Los enfermos mentales de Castilla y León contarán antes de final de año con tres nuevas residencias que se abrirán en Ávila, Burgos y Soria con 40 plazas en cada una de ellas. Estos centros se sumarán a los ya existentes en Toro (Zamora) y León, con 82 plazas entre ambas.
Así lo anunció ayer la consejera de Familia e Igualdad de Oportunidades, Milagros Marcos, durante la reunión del Real Patronato de la Discapacidad que se celebró y que contó con la presencia de la Reina Letizia, el ministro de Educación, José Ignacio Wert; la ministra de Sanidad, Ana Mato, y la de Fomento, Ana Pastor.
Estos nuevos centros se irán ocupando progresivamente hasta un máximo de 40 plazas y su apertura, según Marcos, supondrá la creación de entre 11 y 15 empleos de atención directa en cada una de ellas, a los que sumar el personal de servicios necesario para el correcto mantenimiento o la limpieza de las dependencias, y personal para garantizar la realización de talleres.
Estas residencias acogerán a personas de entre 16 y 65 años, residentes en Castilla y León, que tengan solicitada la situación de Dependencia, y que padezcan discapacidad mental grave, prolongada y estabilizada.
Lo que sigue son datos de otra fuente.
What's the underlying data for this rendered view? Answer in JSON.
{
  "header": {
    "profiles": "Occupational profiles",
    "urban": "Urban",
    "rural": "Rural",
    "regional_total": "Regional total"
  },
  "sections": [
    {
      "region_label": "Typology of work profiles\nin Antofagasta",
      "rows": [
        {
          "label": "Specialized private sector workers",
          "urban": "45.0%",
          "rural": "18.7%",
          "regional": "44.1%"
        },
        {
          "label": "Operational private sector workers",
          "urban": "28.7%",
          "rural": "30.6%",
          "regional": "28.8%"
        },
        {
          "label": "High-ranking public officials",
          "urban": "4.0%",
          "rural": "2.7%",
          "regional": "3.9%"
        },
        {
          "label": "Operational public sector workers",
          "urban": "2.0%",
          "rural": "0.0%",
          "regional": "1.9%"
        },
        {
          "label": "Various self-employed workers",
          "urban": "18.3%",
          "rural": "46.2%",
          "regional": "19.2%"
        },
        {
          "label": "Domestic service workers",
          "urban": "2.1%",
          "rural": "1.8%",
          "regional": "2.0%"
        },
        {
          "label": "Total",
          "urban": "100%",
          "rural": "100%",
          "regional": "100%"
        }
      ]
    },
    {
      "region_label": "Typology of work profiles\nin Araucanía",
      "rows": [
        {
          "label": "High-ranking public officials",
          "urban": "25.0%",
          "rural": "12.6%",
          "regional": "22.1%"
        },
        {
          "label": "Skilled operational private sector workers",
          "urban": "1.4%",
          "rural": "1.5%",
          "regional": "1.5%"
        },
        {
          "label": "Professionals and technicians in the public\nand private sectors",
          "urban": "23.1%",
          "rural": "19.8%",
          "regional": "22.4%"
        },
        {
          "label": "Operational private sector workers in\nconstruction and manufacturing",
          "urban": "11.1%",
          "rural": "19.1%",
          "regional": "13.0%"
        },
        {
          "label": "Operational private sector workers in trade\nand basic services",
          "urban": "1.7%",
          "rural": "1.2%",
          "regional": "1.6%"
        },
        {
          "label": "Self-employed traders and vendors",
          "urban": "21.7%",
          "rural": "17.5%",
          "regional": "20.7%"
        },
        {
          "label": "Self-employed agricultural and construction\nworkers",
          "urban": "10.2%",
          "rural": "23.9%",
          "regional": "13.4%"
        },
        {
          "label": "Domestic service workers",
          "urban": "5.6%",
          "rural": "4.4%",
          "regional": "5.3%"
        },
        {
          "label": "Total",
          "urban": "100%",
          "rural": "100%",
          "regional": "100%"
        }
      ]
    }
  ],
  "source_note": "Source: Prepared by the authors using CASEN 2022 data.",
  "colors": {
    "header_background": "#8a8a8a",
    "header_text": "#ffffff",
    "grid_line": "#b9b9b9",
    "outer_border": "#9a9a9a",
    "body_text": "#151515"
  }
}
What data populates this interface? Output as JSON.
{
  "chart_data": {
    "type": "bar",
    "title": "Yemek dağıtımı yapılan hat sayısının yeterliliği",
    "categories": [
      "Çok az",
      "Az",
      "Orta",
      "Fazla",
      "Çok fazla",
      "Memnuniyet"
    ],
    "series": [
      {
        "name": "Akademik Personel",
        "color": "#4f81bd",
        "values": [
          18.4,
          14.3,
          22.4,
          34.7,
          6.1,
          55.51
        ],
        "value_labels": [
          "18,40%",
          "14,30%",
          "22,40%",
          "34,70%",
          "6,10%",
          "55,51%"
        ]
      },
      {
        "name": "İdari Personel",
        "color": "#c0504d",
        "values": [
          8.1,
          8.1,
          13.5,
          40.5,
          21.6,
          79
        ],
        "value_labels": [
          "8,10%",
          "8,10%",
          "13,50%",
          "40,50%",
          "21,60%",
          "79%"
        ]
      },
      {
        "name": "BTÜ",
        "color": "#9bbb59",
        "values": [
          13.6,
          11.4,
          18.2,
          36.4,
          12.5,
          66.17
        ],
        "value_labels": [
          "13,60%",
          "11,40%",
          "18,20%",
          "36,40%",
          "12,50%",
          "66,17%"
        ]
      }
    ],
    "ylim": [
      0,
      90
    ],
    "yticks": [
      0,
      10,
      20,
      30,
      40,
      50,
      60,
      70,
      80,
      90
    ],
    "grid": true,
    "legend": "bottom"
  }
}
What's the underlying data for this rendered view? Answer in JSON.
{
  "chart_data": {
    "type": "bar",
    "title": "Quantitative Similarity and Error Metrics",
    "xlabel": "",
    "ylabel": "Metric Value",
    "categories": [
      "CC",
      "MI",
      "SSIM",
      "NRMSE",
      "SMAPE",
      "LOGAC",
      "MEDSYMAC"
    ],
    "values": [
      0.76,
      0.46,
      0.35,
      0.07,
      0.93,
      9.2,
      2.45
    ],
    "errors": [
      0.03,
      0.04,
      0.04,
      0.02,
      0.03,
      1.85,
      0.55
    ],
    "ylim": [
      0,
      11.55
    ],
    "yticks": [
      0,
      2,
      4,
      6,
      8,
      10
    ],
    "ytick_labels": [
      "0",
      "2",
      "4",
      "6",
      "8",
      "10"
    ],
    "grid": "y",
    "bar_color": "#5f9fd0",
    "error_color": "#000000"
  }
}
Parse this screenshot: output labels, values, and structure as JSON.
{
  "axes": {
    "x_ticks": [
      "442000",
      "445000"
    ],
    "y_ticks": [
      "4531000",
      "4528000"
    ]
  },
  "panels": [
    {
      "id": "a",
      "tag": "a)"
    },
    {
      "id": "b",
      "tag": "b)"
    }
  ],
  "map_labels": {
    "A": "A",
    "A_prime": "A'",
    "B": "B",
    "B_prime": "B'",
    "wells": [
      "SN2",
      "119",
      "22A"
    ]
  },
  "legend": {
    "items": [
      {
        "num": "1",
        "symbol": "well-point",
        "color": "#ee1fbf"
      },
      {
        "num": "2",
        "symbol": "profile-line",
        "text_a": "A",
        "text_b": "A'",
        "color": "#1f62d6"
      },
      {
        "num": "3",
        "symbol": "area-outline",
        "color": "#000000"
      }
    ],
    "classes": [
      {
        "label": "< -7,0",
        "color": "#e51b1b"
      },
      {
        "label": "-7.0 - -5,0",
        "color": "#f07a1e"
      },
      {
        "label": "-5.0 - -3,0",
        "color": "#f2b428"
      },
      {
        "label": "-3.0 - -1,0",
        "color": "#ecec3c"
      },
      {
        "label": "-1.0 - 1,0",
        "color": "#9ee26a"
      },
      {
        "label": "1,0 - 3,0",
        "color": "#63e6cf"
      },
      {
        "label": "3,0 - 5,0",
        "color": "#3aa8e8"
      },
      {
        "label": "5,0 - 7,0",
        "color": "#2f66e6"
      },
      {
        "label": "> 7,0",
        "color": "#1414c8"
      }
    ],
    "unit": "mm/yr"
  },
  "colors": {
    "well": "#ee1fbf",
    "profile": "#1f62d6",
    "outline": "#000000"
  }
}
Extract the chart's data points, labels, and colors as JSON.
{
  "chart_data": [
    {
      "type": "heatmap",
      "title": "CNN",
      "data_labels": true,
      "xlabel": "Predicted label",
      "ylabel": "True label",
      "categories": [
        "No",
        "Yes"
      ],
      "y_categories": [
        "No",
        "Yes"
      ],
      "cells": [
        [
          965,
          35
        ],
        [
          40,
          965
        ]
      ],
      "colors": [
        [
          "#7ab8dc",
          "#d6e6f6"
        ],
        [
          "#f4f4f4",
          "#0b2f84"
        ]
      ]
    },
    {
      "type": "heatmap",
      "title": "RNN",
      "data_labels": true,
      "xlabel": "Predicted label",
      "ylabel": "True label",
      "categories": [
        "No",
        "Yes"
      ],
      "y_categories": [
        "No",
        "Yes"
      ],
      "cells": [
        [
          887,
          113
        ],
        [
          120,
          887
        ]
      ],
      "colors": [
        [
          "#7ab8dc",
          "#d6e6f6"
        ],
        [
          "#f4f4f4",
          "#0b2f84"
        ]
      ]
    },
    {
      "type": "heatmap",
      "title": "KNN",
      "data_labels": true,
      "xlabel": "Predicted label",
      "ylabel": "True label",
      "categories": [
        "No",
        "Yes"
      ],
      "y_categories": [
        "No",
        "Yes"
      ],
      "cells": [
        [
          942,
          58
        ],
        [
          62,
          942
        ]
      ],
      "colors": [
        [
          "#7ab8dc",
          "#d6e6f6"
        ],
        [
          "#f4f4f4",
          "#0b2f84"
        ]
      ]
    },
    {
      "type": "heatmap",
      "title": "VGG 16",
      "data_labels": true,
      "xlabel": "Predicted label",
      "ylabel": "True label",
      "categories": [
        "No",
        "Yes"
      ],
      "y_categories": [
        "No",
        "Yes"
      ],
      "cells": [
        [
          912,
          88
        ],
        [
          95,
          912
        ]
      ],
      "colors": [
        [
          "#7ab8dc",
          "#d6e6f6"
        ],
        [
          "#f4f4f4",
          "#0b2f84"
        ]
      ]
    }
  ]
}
Se les proporcionará una estancia indefinida, media o temporal, según sus necesidades, en módulos de entre seis y ocho personas.
En este sentido, la consejera destacó la importancia de este tipo de centros, que ofrecen atención profesional las 24 horas al día, los 365 días del año, para promover la autonomía de las personas con enfermedad mental.
25.200 personas
Gracias a ellos, la Junta de Castilla y León ofrecerá un nuevo servicio a este tipo de enfermos, un colectivo formado por más de 25.200 personas y que ya están siendo atendidos dentro de un modelo de coordinación sociosanitaria de atención pionero en España en el que se aúnan los servicios sociales y los sanitarios para garantizar una atención integral.
Esta atención se desarrolla en cada una de las provincias con equipos mixtos de coordinación, compuestos por profesionales de ambos sistemas que se encargan de realizar en un único proceso la valoración y la asignación de recursos, de elaborar el programa individualizado de atención de cada persona y de hacer un seguimiento de esa atención.
Además de estas residencias, Castilla y León dispone de una red de dispositivos con diferente intensidad de atención formada por 29 Equipos de Promoción de la
Autonomía Personal (EPAP) en los que trabajan 75 profesionales (psicólogos, trabajadores sociales, educadores social y terapeutas ocupacionales) cuyo objetivo es mejorar la calidad de vida de las personas con discapacidad o con dependencia que presentan importantes carencias en la atención de sus necesidades o su integración social, promoviendo su permanencia en su domicilio.
Durante el pasado año, estos equipos atendieron a 1.433 personas, de las que más del 40% (578 en total) fueron personas con discapacidad por enfermedad mental grave y prolongada. Junto a ellos se encuentran los 20 centros de día ocupacionales, que facilitan la reincorporación de estas personas a la vida social y laboral y que se encuentran en las nueve provincias y ofrecen 985 plazas en total.
Normativa
Por último, la región ofrece también en todas las provincias viviendas alternativas que dan respuesta de alojamiento a las personas con discapacidad por enfermedad mental que, por dificultades sociales, no pueden permanecer en su entorno familiar. Este recurso se ha incrementado de forma significativa en esta legislatura con 300 plazas en 62 centros.
Por último, Marcos valoró positivamente el anuncio de la ministra de Fomento, Ana Pastor, de la futura modificación de la Ley de Propiedad Horizontal en materia de accesibilidad, en la medida en que esto facilitará que las personas con discapacidad puedan seguir residiendo en sus propios domicilios.